16 juin.
Paris.
Les cris et les chants des fans résonnent devant la petite salle parisienne. Je croise mes bras sur mon gilet. Il fait encore frisquet en ce matin de juin, mais je sais que la chaleur étouffante de Paris ne va pas tarder à se faire sentir. Je me demande encore comment j’ai pu me laisser embarquer dans cette histoire. Au-dessus de nous est écrit en toutes lettres « Coffee First », le nom du groupe préféré de ma petite sœur. Je n’irais pas jusqu’à dire que c’est une corvée de l’accompagner rencontrer un des plus grands groupes de tous les temps. Il y a pire que d’aller voir les petits chouchous du Royaume-Uni pour passer le temps. En passionnée de musique, je sais pertinemment qui sont les Coffee First : un groupe anglais composé de trois garçons et qui domine les charts depuis presque une décennie. Si je ne connais rien de la vie de Ben Walker, Ken Jeon et Teagan Kelly, je connais tous les records qu’ils ont pulvérisés. Nous avons étudié plusieurs fois leur success story au sein de mon école.

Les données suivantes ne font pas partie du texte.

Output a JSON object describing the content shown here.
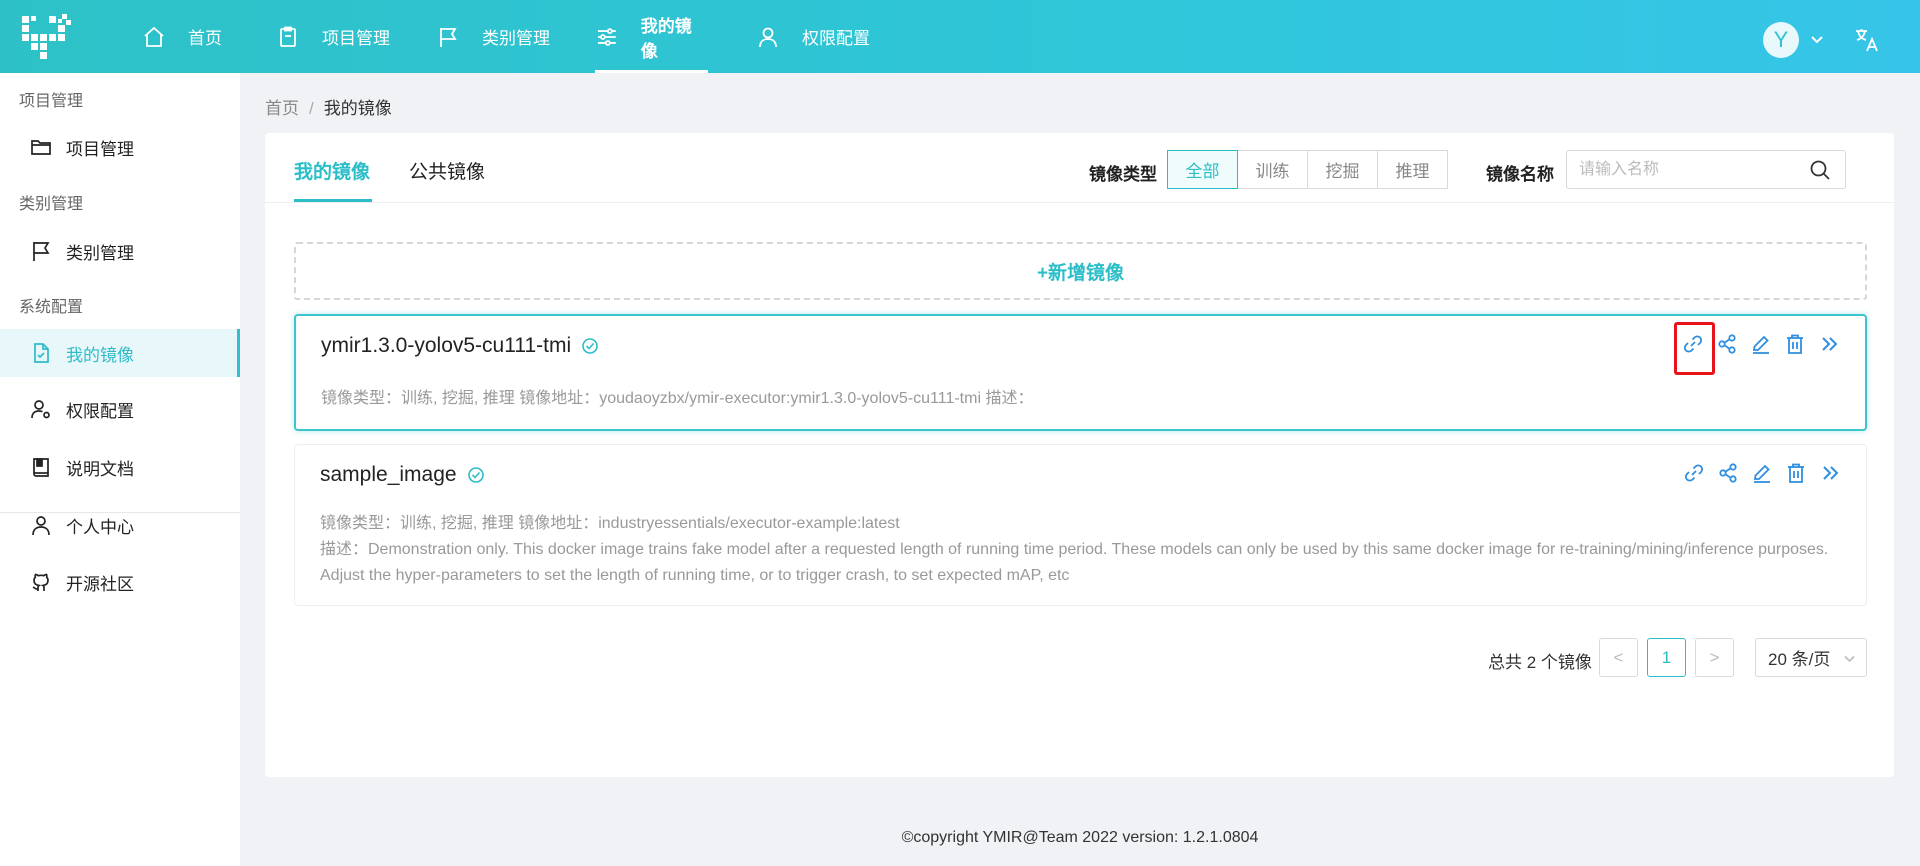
{
  "header": {
    "avatar_letter": "Y",
    "nav": [
      {
        "label": "首页",
        "icon": "home-icon"
      },
      {
        "label": "项目管理",
        "icon": "clipboard-icon"
      },
      {
        "label": "类别管理",
        "icon": "flag-icon"
      },
      {
        "label": "我的镜像",
        "icon": "sliders-icon"
      },
      {
        "label": "权限配置",
        "icon": "user-icon"
      }
    ]
  },
  "sidebar": {
    "groups": [
      "项目管理",
      "类别管理",
      "系统配置"
    ],
    "items": [
      {
        "label": "项目管理",
        "icon": "folder-icon"
      },
      {
        "label": "类别管理",
        "icon": "flag-icon"
      },
      {
        "label": "我的镜像",
        "icon": "file-icon"
      },
      {
        "label": "权限配置",
        "icon": "user-gear-icon"
      },
      {
        "label": "说明文档",
        "icon": "book-icon"
      },
      {
        "label": "个人中心",
        "icon": "user-icon"
      },
      {
        "label": "开源社区",
        "icon": "github-icon"
      }
    ]
  },
  "breadcrumb": {
    "home": "首页",
    "sep": "/",
    "current": "我的镜像"
  },
  "tabs": {
    "mine": "我的镜像",
    "public": "公共镜像"
  },
  "filter": {
    "type_label": "镜像类型",
    "types": [
      "全部",
      "训练",
      "挖掘",
      "推理"
    ],
    "name_label": "镜像名称",
    "search_placeholder": "请输入名称"
  },
  "add_button": "+新增镜像",
  "images": [
    {
      "name": "ymir1.3.0-yolov5-cu111-tmi",
      "meta": "镜像类型：训练, 挖掘, 推理  镜像地址：youdaoyzbx/ymir-executor:ymir1.3.0-yolov5-cu111-tmi  描述："
    },
    {
      "name": "sample_image",
      "meta": "镜像类型：训练, 挖掘, 推理  镜像地址：industryessentials/executor-example:latest",
      "desc": "描述：Demonstration only. This docker image trains fake model after a requested length of running time period. These models can only be used by this same docker image for re-training/mining/inference purposes. Adjust the hyper-parameters to set the length of running time, or to trigger crash, to set expected mAP, etc"
    }
  ],
  "pagination": {
    "total": "总共 2 个镜像",
    "prev": "<",
    "page": "1",
    "next": ">",
    "size": "20 条/页"
  },
  "footer": "©copyright YMIR@Team 2022 version: 1.2.1.0804",
  "colors": {
    "primary": "#2bbec8",
    "highlight_box": "#e8141b"
  }
}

Ma petite sœur me tire subitement de mes rêveries de management d’artistes avec ses braillements. La foule est déjà bien dense pour l’heure, et la journée ne fait que commencer. Je contemple ce petit bout de chou de quinze ans, les yeux pétillants, et qui à huit heures du matin s’époumone déjà sur les chansons qu’elle chantera le soir. Héléna avait peu d’espoir de se rendre au concert, encore moins avec une place VIP. Nos parents ont passé l’âge et elle n’est pas encore autorisée à se rendre sur la capitale toute seule. Mais Noël est passé par là et moi aussi. Une belle fortune est partie dans ce voyage parisien, ainsi que beaucoup de temps à actualiser les sites de ventes pour pouvoir se procurer des places qui s’arrachent à prix d’or. Quelques mois plus tard, nous voilà dans la queue où se trouvent déjà des centaines d’autres personnes. J’y vois peu de personnes majeures, mais quelques parents. Beaucoup de jeunes fans sont présents, de la même génération que ma sœur. Quand j’y pense, Héléna suit ce groupe depuis sa plus tendre enfance. C’est un miracle qu’ils ne se soient pas encore séparés.

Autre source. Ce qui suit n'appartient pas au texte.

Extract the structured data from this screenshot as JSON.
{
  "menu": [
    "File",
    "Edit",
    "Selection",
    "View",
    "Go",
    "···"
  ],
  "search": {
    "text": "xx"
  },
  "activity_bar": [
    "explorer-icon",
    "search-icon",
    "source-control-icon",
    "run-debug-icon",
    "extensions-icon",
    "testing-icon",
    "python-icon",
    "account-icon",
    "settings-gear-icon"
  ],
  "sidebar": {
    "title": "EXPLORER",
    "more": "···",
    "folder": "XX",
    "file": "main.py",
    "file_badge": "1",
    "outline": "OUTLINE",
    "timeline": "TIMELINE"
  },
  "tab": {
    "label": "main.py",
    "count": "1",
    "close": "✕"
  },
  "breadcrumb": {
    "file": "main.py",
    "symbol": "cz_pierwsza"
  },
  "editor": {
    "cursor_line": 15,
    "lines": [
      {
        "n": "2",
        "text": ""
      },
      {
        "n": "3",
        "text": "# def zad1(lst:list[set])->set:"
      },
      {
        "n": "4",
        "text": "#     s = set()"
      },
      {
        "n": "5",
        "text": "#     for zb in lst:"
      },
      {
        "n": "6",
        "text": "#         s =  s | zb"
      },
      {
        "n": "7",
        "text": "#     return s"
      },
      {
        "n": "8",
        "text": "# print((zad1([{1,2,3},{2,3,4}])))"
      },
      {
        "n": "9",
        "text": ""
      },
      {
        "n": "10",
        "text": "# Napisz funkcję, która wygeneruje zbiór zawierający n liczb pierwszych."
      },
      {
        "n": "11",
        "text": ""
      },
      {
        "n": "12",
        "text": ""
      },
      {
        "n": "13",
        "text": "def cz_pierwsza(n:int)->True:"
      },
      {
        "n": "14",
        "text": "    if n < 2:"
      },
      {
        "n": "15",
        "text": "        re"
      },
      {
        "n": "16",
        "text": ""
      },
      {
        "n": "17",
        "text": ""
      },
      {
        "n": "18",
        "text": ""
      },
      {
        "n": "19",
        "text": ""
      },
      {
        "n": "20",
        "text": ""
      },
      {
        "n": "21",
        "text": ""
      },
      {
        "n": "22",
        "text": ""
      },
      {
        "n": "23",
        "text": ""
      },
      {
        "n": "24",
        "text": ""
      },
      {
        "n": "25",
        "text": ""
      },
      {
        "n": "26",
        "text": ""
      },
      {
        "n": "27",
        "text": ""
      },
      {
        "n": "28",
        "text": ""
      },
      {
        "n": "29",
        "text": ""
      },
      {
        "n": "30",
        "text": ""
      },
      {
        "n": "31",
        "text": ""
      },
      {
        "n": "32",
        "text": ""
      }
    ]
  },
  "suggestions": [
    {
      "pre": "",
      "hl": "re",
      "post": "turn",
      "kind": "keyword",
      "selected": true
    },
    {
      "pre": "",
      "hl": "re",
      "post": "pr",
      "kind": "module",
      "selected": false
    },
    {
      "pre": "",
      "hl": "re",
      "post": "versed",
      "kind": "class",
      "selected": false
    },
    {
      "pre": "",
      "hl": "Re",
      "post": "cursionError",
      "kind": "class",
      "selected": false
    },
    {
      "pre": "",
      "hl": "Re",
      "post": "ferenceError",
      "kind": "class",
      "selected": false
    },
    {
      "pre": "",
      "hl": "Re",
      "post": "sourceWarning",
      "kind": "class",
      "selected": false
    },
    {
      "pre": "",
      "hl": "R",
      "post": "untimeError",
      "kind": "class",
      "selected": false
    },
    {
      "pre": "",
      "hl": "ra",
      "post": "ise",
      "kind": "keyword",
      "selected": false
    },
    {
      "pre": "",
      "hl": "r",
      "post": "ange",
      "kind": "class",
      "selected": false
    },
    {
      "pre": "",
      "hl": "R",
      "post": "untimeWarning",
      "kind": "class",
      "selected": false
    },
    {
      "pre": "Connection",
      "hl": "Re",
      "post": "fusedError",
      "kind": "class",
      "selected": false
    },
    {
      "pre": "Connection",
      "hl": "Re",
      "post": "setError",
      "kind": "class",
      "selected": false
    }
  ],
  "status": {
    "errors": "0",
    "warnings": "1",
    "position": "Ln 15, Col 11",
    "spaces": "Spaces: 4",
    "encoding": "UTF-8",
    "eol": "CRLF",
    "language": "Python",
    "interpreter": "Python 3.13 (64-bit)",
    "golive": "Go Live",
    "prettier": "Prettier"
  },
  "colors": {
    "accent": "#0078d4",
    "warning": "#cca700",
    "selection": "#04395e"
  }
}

Une brise matinale me cueille et je rogne. Même pour les beaux yeux de ma sœur, je me les gèle. Je sais que je regretterai cette sensation ce soir en train d’étouffer dans la fosse et en sueur, mais je préfère ne pas y penser. Je sens que cela va être une longue journée. Héléna est équipée pour trois jours au moins : snacks, batteries externes, pancartes et autres accessoires qui rentrent à peine dans son petit sac à dos. La seule chose qui ne semble pas se faire une place dans son emploi du temps, c’est moi. Je suis son accompagnatrice, mais elle m’a bien fait comprendre qu’elle passerait son temps avec ses amies rencontrées sur internet, ainsi qu’avec les autres VIP. Je n’avais pas d’intérêt à m’offrir une photo souvenir moi aussi, alors j’ai fait l’impasse sur le meet-up. Mais ça veut dire qu’on va bientôt devoir se séparer et faire la queue chacune de notre côté. Quand elle aura rencontré ses idoles, on se rejoindra à l’intérieur.

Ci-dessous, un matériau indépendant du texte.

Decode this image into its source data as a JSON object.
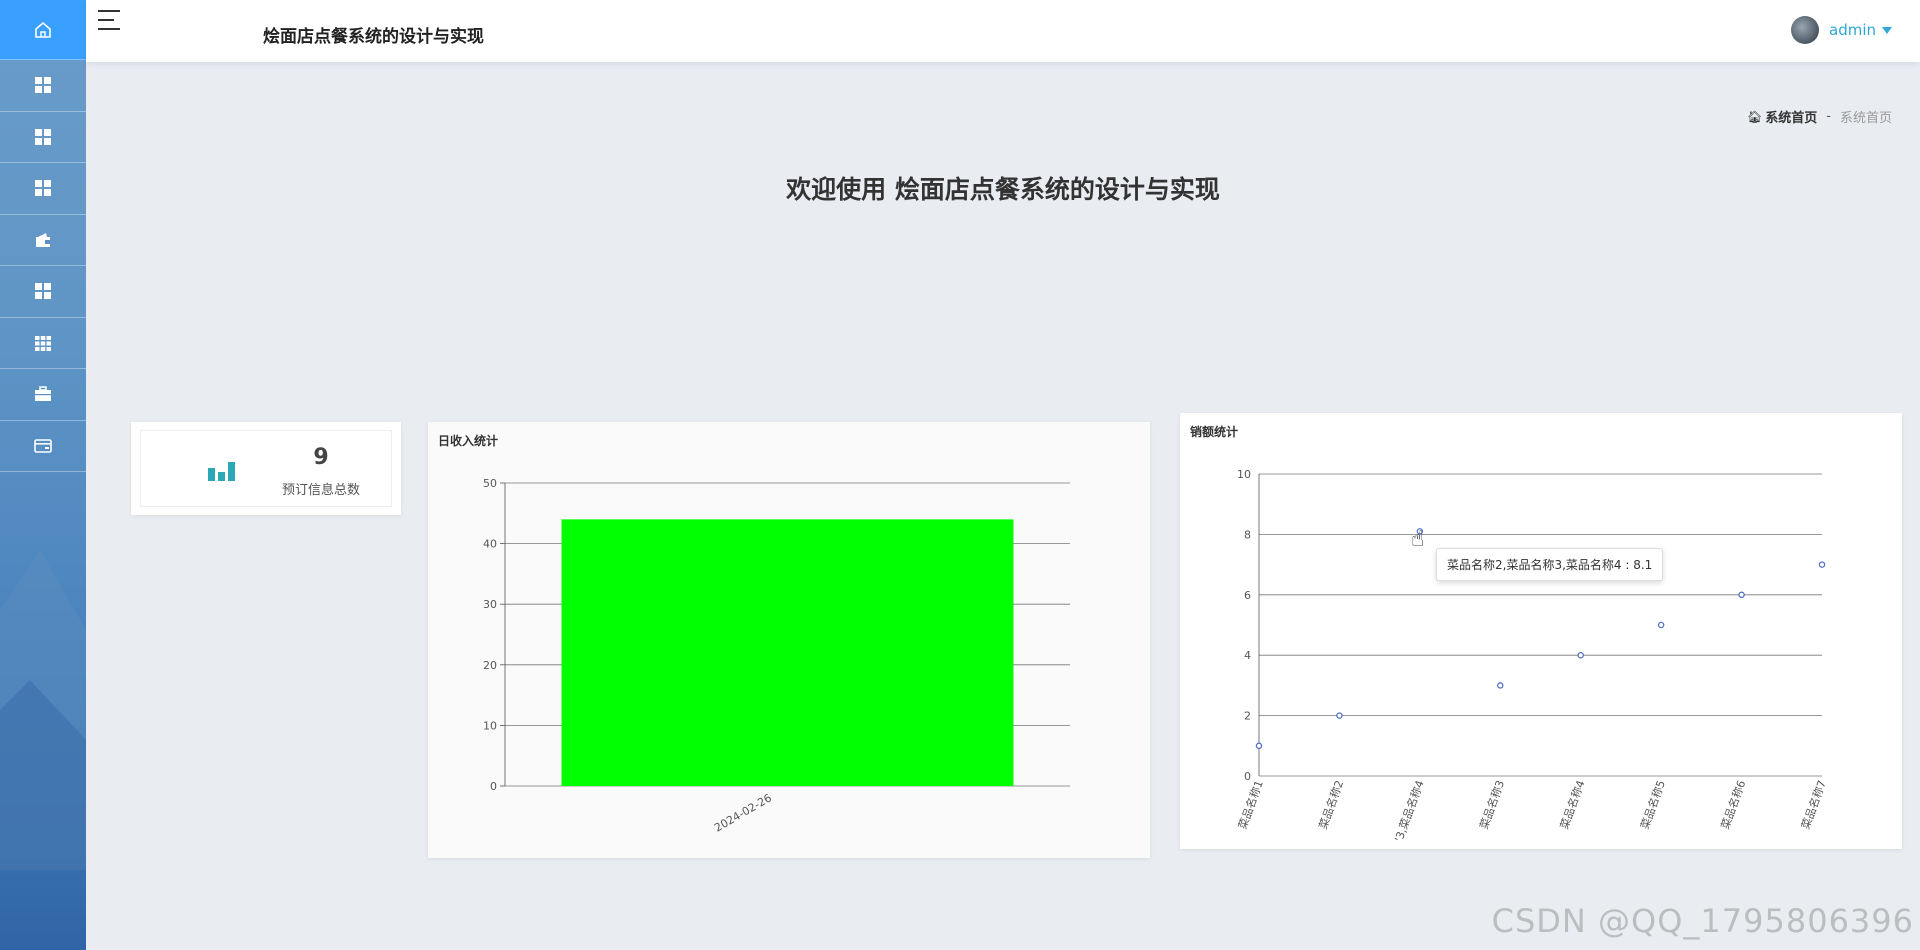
{
  "header": {
    "app_title": "烩面店点餐系统的设计与实现",
    "user_name": "admin"
  },
  "sidebar": {
    "items": [
      {
        "icon": "home-icon"
      },
      {
        "icon": "grid-icon"
      },
      {
        "icon": "grid-icon"
      },
      {
        "icon": "grid-icon"
      },
      {
        "icon": "wallet-icon"
      },
      {
        "icon": "grid-icon"
      },
      {
        "icon": "table-icon"
      },
      {
        "icon": "briefcase-icon"
      },
      {
        "icon": "card-icon"
      }
    ]
  },
  "breadcrumb": {
    "home": "系统首页",
    "separator": "-",
    "current": "系统首页"
  },
  "welcome": "欢迎使用 烩面店点餐系统的设计与实现",
  "stat": {
    "value": "9",
    "label": "预订信息总数"
  },
  "tooltip": "菜品名称2,菜品名称3,菜品名称4 : 8.1",
  "watermark": "CSDN @QQ_1795806396",
  "colors": {
    "accent": "#3aa0ff",
    "bar": "#00ff00",
    "point": "#5470c6"
  },
  "chart_data": [
    {
      "type": "bar",
      "title": "日收入统计",
      "categories": [
        "2024-02-26"
      ],
      "values": [
        44
      ],
      "ylim": [
        0,
        50
      ],
      "yticks": [
        0,
        10,
        20,
        30,
        40,
        50
      ],
      "grid": true
    },
    {
      "type": "scatter",
      "title": "销额统计",
      "categories": [
        "菜品名称1",
        "菜品名称2",
        "菜品名称2,菜品名称3,菜品名称4",
        "菜品名称3",
        "菜品名称4",
        "菜品名称5",
        "菜品名称6",
        "菜品名称7"
      ],
      "category_tick_labels": [
        "菜品名称1",
        "菜品名称2",
        "'3,菜品名称4",
        "菜品名称3",
        "菜品名称4",
        "菜品名称5",
        "菜品名称6",
        "菜品名称7"
      ],
      "values": [
        1,
        2,
        8.1,
        3,
        4,
        5,
        6,
        7
      ],
      "ylim": [
        0,
        10
      ],
      "yticks": [
        0,
        2,
        4,
        6,
        8,
        10
      ],
      "grid": true
    }
  ]
}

Et dire que je devrais être en train de fêter la fin de l’année scolaire et mon diplôme avec Lilian, sûrement au bord de la plage. Mais ce con m’a larguée il y a quelques semaines. Après plus de cinq ans. Je secoue la tête en repensant au futur médecin. Ce garçon, je pensais réellement qu’il serait l’homme de ma vie. Mais j’avais d’autres projets que de rester dans la périphérie de Nantes… J’y crois pas, je suis au concert des Coffee First et je pense encore à mon ex. Peut-être que des chansons d’amour me feraient du bien finalement. Je tire une cigarette de mon paquet d’un air distrait. J’ai besoin de quelques bouffées pour me changer les idées. Et je ne survivrai pas les heures d’attente sans quelques clopes.
— Flo, va ailleurs ! Ça pue ton truc, grimace ma petite sœur.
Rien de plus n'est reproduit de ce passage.